Infine i nuovi ammortizzatori sociali. In attesa dell'indicazione delle risorse (e delle loro fonti di finanziamento strutturale) che il Governo è pronto a mettere in campo, si conferma la forza del nuovo sussidio «universale» disegnato per assicurare la tutela dal rischio disoccupazione del maggior numero possibile di lavoratori.
Il giorno dopo il vertice politico a Palazzo Chigi con i segretari di Pdl, Pd e Udc, ai quali non sono stati solo illustrati i contenuti della riforma ma se ne è discusso il merito, il ministro Elsa Fornero rispetta la consegna del silenzio sui contenuti di tutti i dossier.

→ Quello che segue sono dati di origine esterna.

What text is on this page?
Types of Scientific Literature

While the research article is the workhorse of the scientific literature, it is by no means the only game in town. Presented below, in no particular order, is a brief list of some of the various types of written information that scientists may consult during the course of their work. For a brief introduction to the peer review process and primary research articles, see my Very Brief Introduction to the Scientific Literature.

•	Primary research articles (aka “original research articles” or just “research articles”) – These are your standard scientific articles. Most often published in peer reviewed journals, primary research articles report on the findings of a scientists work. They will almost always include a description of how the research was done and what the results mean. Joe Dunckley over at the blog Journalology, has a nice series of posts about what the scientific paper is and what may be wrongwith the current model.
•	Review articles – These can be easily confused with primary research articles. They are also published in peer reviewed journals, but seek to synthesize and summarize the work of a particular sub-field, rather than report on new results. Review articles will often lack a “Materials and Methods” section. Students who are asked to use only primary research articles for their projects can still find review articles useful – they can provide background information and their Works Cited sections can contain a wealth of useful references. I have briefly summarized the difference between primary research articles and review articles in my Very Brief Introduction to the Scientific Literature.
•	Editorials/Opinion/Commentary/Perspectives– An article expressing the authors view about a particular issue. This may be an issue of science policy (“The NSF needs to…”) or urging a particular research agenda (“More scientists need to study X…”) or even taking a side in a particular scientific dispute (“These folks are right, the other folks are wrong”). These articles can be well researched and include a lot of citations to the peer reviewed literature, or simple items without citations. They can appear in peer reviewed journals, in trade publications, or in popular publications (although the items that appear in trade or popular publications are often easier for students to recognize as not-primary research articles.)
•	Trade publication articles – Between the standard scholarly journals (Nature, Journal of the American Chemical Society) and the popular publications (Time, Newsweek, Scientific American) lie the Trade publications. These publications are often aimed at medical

Silenzio anche davanti al comunicato unitario di tutte le organizzazioni produttive che premono per ottenere modifiche. Sul merito dei vari capitoli della riforma si tornerà a discutere oggi a Milano, dove il ministro e il presidente del Consiglio parteciperanno alla seconda giornata del Convegno «cambia Italia», organizzato da Confindustria. All'assise ci sono i rappresentanti di tutte le parti sociali che partecipano al tavolo negoziale. Un'occasione per un nuovo scambio di vedute informale prima della convocazione di martedì prossimo a Palazzo Chigi. Sarà questa la sede in cui «si tireranno le somme del lavoro fatto» per capire se sarà possibile l'accordo cui punta in Governo. Il giorno dopo seguirà il direttivo convocato dalla Cgil.